En parlant de pièces principales, avec un calibre défini, à l'élévation maximale, on est sensé avoir une portée de X.
Avec une charge propulsive additionnelle, on obtiendra X+ y, à la même élévation, mais en accélérant la vitesse d'usure de l'âme et en augmentant, sérieusement, la dispersion, qui peut, éventuellement, être compensée par l'effet de salve... autrement dit, malgré tous ces désavantages, une division de bâtiments de la même classe, utilisant, en même temps et sur ordre, les mêmes munitions, sur le même objectif, a des chances (pourcentage faible) d'obtenir des coups au but, à longue distance.

A très grande distance, l'idéal serait, pour percer les blindages, une parabole quasi verticale, mais, compte tenu de leurs élévations peu importantes, le tir des canons de marine, quelque soit la distance, est du type "tendu", ce qui n'est pas favorable à la pénétration des perforants qui ont tendance à ricocher, selon le dessin de leur coiffe balistique, ou à péter trop tôt (problème de délai de fusée). A moyenne distance - jusqu'à 10 000 m, à la louche-, la trajectoire tendue des projectiles perforants est un avantage, au-delà, le blindage gagne le duel.

J'ai bien précisé, dès le départ, que mon propos se limitait aux deux ou trois premières années du premier conflit mondial. Il convient de se rappeler que les premiers  exercices de tirs navals, à plus de 4000 m, seront effectués par la Marine Française, suite à un premier engagement russo-japonais, en 1904, à près de 10 000 mètres, sans résultat. La RN et la KM vont embrayer dans la foulée et, début 1914, à la veille de l'ouverture de la guerre, les distances maximales de combat naval - avec un minimum de résultats - sont "fixées" à +/-10 000 m, en se fondant sur "l'efficacité" des télémètres à  coïncidence, type Barr & Stroud  anglais et français, par beau temps! On avait, alors, passés sous silence les télémètres stéréoscopiques allemands, mais, un, ils étaient très compliqués à utiliser, deux, ce n'était, quand même, pas une marine d’à peine vingt âge qui allait nous expliquer le combat naval!... Namého!  
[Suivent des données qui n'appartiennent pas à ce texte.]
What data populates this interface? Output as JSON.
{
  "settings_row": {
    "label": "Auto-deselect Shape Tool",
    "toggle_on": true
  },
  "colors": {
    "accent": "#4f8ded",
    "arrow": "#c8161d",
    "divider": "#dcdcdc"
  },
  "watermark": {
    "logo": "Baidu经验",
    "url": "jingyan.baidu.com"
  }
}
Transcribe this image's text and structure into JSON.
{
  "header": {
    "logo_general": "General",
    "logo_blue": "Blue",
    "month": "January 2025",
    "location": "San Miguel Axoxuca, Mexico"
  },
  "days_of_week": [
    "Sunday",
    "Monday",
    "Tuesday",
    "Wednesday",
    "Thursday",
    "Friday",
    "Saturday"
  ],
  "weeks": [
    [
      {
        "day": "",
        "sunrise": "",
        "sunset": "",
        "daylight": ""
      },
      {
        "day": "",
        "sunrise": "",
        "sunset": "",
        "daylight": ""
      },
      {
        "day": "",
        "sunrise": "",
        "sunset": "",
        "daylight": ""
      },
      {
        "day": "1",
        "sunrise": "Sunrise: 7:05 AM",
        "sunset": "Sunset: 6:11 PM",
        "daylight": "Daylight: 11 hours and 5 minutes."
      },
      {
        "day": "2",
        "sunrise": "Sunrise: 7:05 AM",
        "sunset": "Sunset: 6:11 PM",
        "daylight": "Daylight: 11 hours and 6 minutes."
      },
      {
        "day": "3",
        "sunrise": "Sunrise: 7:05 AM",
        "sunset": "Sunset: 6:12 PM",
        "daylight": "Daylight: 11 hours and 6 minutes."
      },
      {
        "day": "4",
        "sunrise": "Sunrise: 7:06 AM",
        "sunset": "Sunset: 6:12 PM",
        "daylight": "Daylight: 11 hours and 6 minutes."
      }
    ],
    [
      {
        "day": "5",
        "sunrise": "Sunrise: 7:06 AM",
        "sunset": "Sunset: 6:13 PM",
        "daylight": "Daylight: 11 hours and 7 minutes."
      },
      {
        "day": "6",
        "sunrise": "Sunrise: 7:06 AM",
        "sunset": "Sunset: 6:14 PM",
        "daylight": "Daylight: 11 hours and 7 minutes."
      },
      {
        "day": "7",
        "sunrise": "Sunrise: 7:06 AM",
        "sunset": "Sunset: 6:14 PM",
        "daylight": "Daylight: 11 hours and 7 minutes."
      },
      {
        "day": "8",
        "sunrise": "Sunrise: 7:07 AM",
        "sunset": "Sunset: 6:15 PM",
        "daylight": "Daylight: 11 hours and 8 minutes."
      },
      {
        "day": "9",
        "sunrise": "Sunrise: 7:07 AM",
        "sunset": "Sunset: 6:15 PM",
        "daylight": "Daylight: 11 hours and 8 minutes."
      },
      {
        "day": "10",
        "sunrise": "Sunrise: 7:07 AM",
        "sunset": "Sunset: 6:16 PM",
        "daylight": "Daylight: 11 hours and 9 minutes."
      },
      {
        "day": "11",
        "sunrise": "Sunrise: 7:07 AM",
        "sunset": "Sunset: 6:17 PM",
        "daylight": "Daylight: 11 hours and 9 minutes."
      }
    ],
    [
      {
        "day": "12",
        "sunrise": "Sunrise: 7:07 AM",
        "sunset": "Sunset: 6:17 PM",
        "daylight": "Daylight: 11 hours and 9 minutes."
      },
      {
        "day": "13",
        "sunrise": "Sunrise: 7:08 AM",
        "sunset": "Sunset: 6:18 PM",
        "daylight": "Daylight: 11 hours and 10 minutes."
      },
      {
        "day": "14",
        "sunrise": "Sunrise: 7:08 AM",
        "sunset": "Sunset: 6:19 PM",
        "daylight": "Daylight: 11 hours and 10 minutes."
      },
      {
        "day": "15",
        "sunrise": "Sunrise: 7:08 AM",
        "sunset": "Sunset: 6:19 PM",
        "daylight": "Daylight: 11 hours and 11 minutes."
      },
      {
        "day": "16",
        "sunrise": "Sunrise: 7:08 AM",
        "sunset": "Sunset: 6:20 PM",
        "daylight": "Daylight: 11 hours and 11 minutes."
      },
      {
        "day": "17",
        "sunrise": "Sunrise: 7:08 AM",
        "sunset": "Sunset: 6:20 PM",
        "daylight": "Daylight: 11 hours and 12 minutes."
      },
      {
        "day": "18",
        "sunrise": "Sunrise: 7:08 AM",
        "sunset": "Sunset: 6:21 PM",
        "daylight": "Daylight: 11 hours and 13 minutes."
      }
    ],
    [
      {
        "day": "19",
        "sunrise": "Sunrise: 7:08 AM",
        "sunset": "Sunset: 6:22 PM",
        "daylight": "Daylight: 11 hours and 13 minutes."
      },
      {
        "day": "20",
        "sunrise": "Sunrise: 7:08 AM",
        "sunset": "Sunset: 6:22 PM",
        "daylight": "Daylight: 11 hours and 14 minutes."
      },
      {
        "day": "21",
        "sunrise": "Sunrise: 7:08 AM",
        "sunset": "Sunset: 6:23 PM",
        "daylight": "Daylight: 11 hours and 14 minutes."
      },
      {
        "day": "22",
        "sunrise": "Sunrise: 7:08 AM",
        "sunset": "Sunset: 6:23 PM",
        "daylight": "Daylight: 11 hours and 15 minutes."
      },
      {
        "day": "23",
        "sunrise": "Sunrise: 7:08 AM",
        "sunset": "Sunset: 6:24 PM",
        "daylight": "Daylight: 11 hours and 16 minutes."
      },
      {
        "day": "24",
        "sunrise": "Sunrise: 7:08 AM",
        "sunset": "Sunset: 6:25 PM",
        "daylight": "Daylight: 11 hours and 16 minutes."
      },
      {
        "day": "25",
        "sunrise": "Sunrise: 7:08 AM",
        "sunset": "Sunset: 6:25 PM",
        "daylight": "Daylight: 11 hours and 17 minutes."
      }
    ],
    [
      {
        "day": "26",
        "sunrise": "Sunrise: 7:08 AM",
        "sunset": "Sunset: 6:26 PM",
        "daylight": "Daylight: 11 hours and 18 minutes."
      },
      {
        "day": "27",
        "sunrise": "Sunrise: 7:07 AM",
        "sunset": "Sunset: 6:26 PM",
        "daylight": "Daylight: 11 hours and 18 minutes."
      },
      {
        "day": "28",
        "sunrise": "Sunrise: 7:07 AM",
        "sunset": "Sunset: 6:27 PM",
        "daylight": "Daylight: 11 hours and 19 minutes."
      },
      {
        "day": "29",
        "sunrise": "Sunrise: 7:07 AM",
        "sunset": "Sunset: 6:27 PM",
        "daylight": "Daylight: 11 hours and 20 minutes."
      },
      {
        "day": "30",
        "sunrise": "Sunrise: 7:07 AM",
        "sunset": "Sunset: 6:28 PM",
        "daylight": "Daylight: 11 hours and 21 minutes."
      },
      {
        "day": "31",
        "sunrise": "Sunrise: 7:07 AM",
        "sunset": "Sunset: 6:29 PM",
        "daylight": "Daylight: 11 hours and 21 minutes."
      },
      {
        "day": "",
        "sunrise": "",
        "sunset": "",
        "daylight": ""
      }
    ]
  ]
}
Déjà, en 1914-1918, seule, la Kaiserliche Marine disposait,dans la Baltique, d'un polygone de tirs navals ou elle pouvait effectuer des tirs "en conditions réelles". La Royal Navy, à l'inverse, n'en avait pas les moyens, y compris à Scapa Flow, où la "surface" d'eau libre était insuffisante. Début 1916, Jellicoe avait bien réussi à mettre en place, au large, vers l'Ouest, une "véritable" école de canonnage, mais, en mai de la même année, une seule unité en avait réellement bénéficié, le 5th Battle Squadron d'Evan-Thomas... point-barre!

Vulgairement exprimé, la Royal Navy savait qu'elle pouvait, dans certaines conditions, tirer à + de 15 000 mètres, mais était, totalement, infoutue d'en connaitre les effets réels! Ne me taxez, surtout, pas de "germanophile inconditionnel", mais le "bleu-bite" allemand, après d'interminables exercices, y compris durant la guerre, lui, les connaissait.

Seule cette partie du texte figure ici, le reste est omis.